Now, I’m not just making fun of this “poor-old-me” attitude because I find it annoying. I also see much bigger consequences.
A people who spend so carelessly that they are always within $1000 of doom is going to have a very short-term view of the country’s future. Even a slight change in the price of gasoline, or corn, or other world commodities, or a recession, can send them down in flames.
With little understanding of world economics or politics, these people will naturally (but incorrectly) turn to the political party currently in power to place their blame. We’re seeing this now, with approval rates of Obama among the uneducated at incredibly low levels. I can guarantee that if gasoline happened to be $1.49 per gallon and unemployment was 4.2 percent, my man would be rolling in record approval rates.
But the President doesn’t set crude oil prices, nor does he dictate the short-term unemployment rate. So the only solution for these unfortunate politicians is to pander to the chronic overspenders, and pretend their problems are not their own. The political party which does this best, and most vigorously promises low gas prices and instant improvements in employment, wins. Despite the fact that low gas prices are actually awful for the country, and unemployment is controlled by the natural business cycle combined with longer-term effects of government policies (longer than a single presidential term).
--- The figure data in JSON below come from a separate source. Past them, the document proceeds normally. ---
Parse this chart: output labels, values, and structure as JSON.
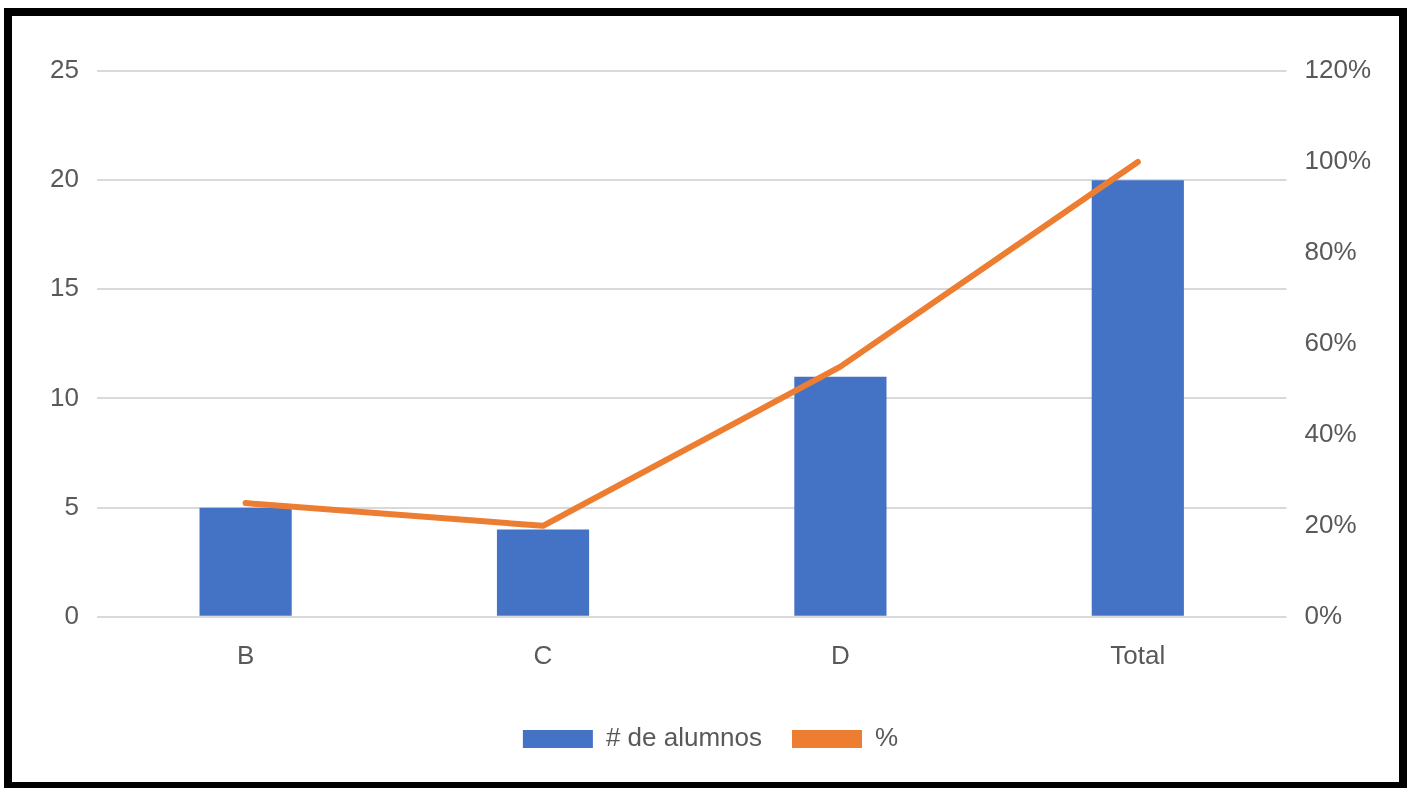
{
  "chart_data": {
    "type": "bar",
    "categories": [
      "B",
      "C",
      "D",
      "Total"
    ],
    "series": [
      {
        "name": "# de alumnos",
        "color": "#4472c4",
        "values": [
          5,
          4,
          11,
          20
        ]
      },
      {
        "name": "%",
        "type": "line",
        "color": "#ed7d31",
        "axis": "y2",
        "values": [
          25,
          20,
          55,
          100
        ]
      }
    ],
    "ylim": [
      0,
      25
    ],
    "yticks": [
      0,
      5,
      10,
      15,
      20,
      25
    ],
    "y2lim": [
      0,
      120
    ],
    "y2ticks": [
      {
        "value": 0,
        "label": "0%"
      },
      {
        "value": 20,
        "label": "20%"
      },
      {
        "value": 40,
        "label": "40%"
      },
      {
        "value": 60,
        "label": "60%"
      },
      {
        "value": 80,
        "label": "80%"
      },
      {
        "value": 100,
        "label": "100%"
      },
      {
        "value": 120,
        "label": "120%"
      }
    ],
    "grid": "y",
    "legend": "bottom"
  }
}
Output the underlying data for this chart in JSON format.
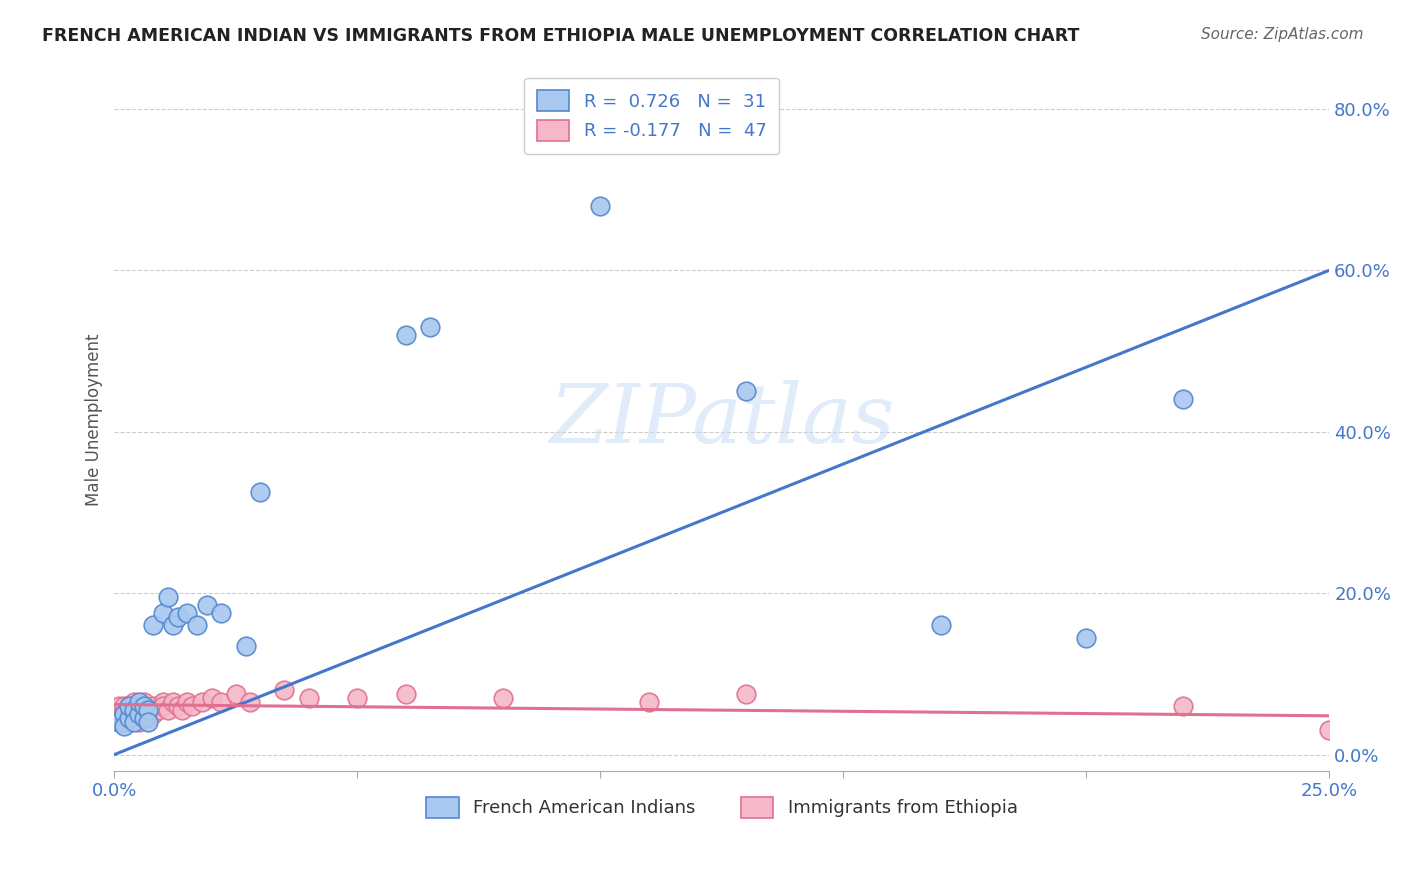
{
  "title": "FRENCH AMERICAN INDIAN VS IMMIGRANTS FROM ETHIOPIA MALE UNEMPLOYMENT CORRELATION CHART",
  "source": "Source: ZipAtlas.com",
  "ylabel": "Male Unemployment",
  "background_color": "#ffffff",
  "watermark_text": "ZIPatlas",
  "blue_face_color": "#a8c8f0",
  "blue_edge_color": "#5588cc",
  "pink_face_color": "#f5b8c8",
  "pink_edge_color": "#e07090",
  "blue_line_color": "#4477cc",
  "pink_line_color": "#e07090",
  "xlim": [
    0.0,
    0.25
  ],
  "ylim": [
    -0.02,
    0.85
  ],
  "blue_r": "0.726",
  "blue_n": "31",
  "pink_r": "-0.177",
  "pink_n": "47",
  "fai_x": [
    0.001,
    0.002,
    0.002,
    0.003,
    0.003,
    0.004,
    0.004,
    0.005,
    0.005,
    0.006,
    0.006,
    0.007,
    0.007,
    0.008,
    0.01,
    0.011,
    0.012,
    0.013,
    0.015,
    0.017,
    0.019,
    0.022,
    0.027,
    0.03,
    0.06,
    0.065,
    0.1,
    0.13,
    0.17,
    0.2,
    0.22
  ],
  "fai_y": [
    0.04,
    0.05,
    0.035,
    0.045,
    0.06,
    0.055,
    0.04,
    0.05,
    0.065,
    0.045,
    0.06,
    0.055,
    0.04,
    0.16,
    0.175,
    0.195,
    0.16,
    0.17,
    0.175,
    0.16,
    0.185,
    0.175,
    0.135,
    0.325,
    0.52,
    0.53,
    0.68,
    0.45,
    0.16,
    0.145,
    0.44
  ],
  "eth_x": [
    0.001,
    0.001,
    0.001,
    0.002,
    0.002,
    0.002,
    0.002,
    0.003,
    0.003,
    0.003,
    0.003,
    0.004,
    0.004,
    0.004,
    0.005,
    0.005,
    0.005,
    0.006,
    0.006,
    0.006,
    0.007,
    0.007,
    0.008,
    0.008,
    0.009,
    0.01,
    0.01,
    0.011,
    0.012,
    0.013,
    0.014,
    0.015,
    0.016,
    0.018,
    0.02,
    0.022,
    0.025,
    0.028,
    0.035,
    0.04,
    0.05,
    0.06,
    0.08,
    0.11,
    0.13,
    0.22,
    0.25
  ],
  "eth_y": [
    0.045,
    0.06,
    0.04,
    0.055,
    0.04,
    0.06,
    0.05,
    0.045,
    0.055,
    0.06,
    0.04,
    0.055,
    0.065,
    0.045,
    0.06,
    0.04,
    0.055,
    0.065,
    0.05,
    0.06,
    0.055,
    0.045,
    0.06,
    0.05,
    0.055,
    0.065,
    0.06,
    0.055,
    0.065,
    0.06,
    0.055,
    0.065,
    0.06,
    0.065,
    0.07,
    0.065,
    0.075,
    0.065,
    0.08,
    0.07,
    0.07,
    0.075,
    0.07,
    0.065,
    0.075,
    0.06,
    0.03
  ],
  "blue_line_x": [
    0.0,
    0.25
  ],
  "blue_line_y": [
    0.0,
    0.6
  ],
  "pink_line_x": [
    0.0,
    0.25
  ],
  "pink_line_y": [
    0.062,
    0.048
  ]
}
It would be nice if the ultra-rich would use their money for social good instead of just passing on wealth to their offspring and buying jetskis, and to their credit, Warren Buffett and Bill Gates have done just that, giving more than 99% of their wealth back to humanity. But you’ll notice that they aren’t donating it to the American middle class so we can continue to “make ends meet” by buying tanks of gas for our 14MPG Chevrolet Silverados and keeping our cable TV service active. They’re using their money to fight malaria in Africa and provide medical care and education and birth control to families there. People in situations like that are the only ones allowed to complain that there isn’t enough money available in their society.
The rest have to shut up and start taking lessons from the Mustachians.
*Actually I admit this is an oversimplification. I already had at least $500 saved up before starting at the gas station, because I had also saved a portion of my $5 per week lawnmowing money and $30 per week paper route money for several years before starting at the gas station. Doing the math, you’d expect me to have thousands by the time 1990 rolled around, but you have to give me a break, I was only fifteen and thus still had 21 years of learning to do before becoming qualified to become Mr. Money Mustache. By the time I finished at the gas station and the subsequent convenience store, I had about $10,000, most of which I blew on my first year’s university education.